FOOL: Addressing the Downlink Bottleneck in Satellite Computing with Neural Feature Compression
Alireza Furutanpey, Qiyang Zhang, Philipp Raith, Tobias Pfandzelter, Shangguang Wang, Schahram Dustdar
TL;DR
FOOL tackles the downlink bottleneck in LEO nanosatellite constellations by introducing a task-agnostic neural feature compression method that operates on shallow representations of foundational models. It combines Shallow Variational Bottleneck Injection with inter-tile dependencies and a context-aware encoding strategy, guided by a profiler to maximize throughput under intermittent links, while enabling a single encoder to support multiple backbones and predictors.

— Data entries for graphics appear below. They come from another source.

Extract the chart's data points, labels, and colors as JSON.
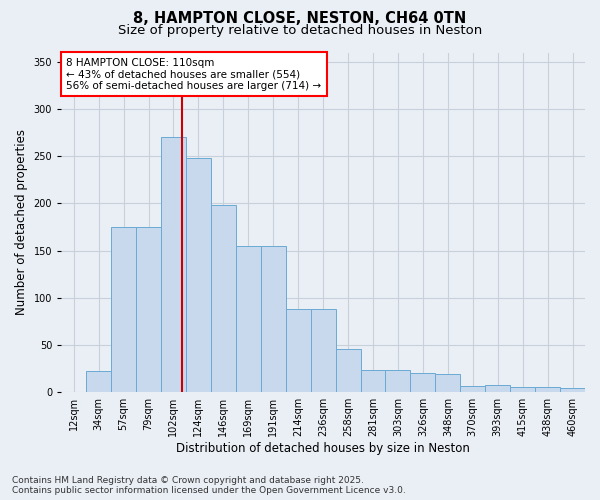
{
  "title1": "8, HAMPTON CLOSE, NESTON, CH64 0TN",
  "title2": "Size of property relative to detached houses in Neston",
  "xlabel": "Distribution of detached houses by size in Neston",
  "ylabel": "Number of detached properties",
  "categories": [
    "12sqm",
    "34sqm",
    "57sqm",
    "79sqm",
    "102sqm",
    "124sqm",
    "146sqm",
    "169sqm",
    "191sqm",
    "214sqm",
    "236sqm",
    "258sqm",
    "281sqm",
    "303sqm",
    "326sqm",
    "348sqm",
    "370sqm",
    "393sqm",
    "415sqm",
    "438sqm",
    "460sqm"
  ],
  "bar_values": [
    0,
    22,
    175,
    175,
    270,
    248,
    198,
    155,
    155,
    88,
    88,
    46,
    24,
    24,
    20,
    19,
    7,
    8,
    5,
    5,
    4
  ],
  "bar_color": "#c8d9ee",
  "bar_edge_color": "#6aaad4",
  "ref_line_x": 4.36,
  "ref_line_label": "8 HAMPTON CLOSE: 110sqm",
  "annotation_line1": "← 43% of detached houses are smaller (554)",
  "annotation_line2": "56% of semi-detached houses are larger (714) →",
  "ref_line_color": "#cc0000",
  "ylim": [
    0,
    360
  ],
  "yticks": [
    0,
    50,
    100,
    150,
    200,
    250,
    300,
    350
  ],
  "grid_color": "#c8d0dc",
  "bg_color": "#eaeff6",
  "footer1": "Contains HM Land Registry data © Crown copyright and database right 2025.",
  "footer2": "Contains public sector information licensed under the Open Government Licence v3.0.",
  "title_fontsize": 10.5,
  "subtitle_fontsize": 9.5,
  "axis_label_fontsize": 8.5,
  "tick_fontsize": 7,
  "annotation_fontsize": 7.5,
  "footer_fontsize": 6.5
}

The approach also includes a reconstruction pathway to map compressed features back to human-interpretable imagery, and the system is designed to operate within CubeSat-like hardware constraints with concurrent task execution. Empirical results show FOOL can boost downlinkable data by over 100x compared with bent-pipe baselines, achieve substantial bitrate reductions relative to SVBI, and provide competitive image-reconstruction quality at lower bitrates, underscoring a practical path for scalable Orbital Edge Computing in EO applications.
Abstract
Nanosatellite constellations equipped with sensors capturing large geographic regions provide unprecedented opportunities for Earth observation. As constellation sizes increase, network contention poses a downlink bottleneck. Orbital Edge Computing (OEC) leverages limited onboard compute resources to reduce transfer costs by processing the raw captures at the source. However, current solutions have limited practicability due to reliance on crude filtering methods or over-prioritizing particular downstream tasks. This work presents FOOL, an OEC-native and task-agnostic feature compression method that preserves prediction performance. FOOL partitions high-resolution satellite imagery to maximize throughput. Further, it embeds context and leverages inter-tile dependencies to lower transfer costs with negligible overhead. While FOOL is a feature compressor, it can recover images with competitive scores on quality measures at lower bitrates. We extensively evaluate transfer cost reduction by including the peculiarity of intermittently available network connections in low earth orbit. Lastly, we test the feasibility of our system for standardized nanosatellite form factors. We demonstrate that FOOL permits downlinking over 100x the data volume without relying on prior information on the downstream tasks.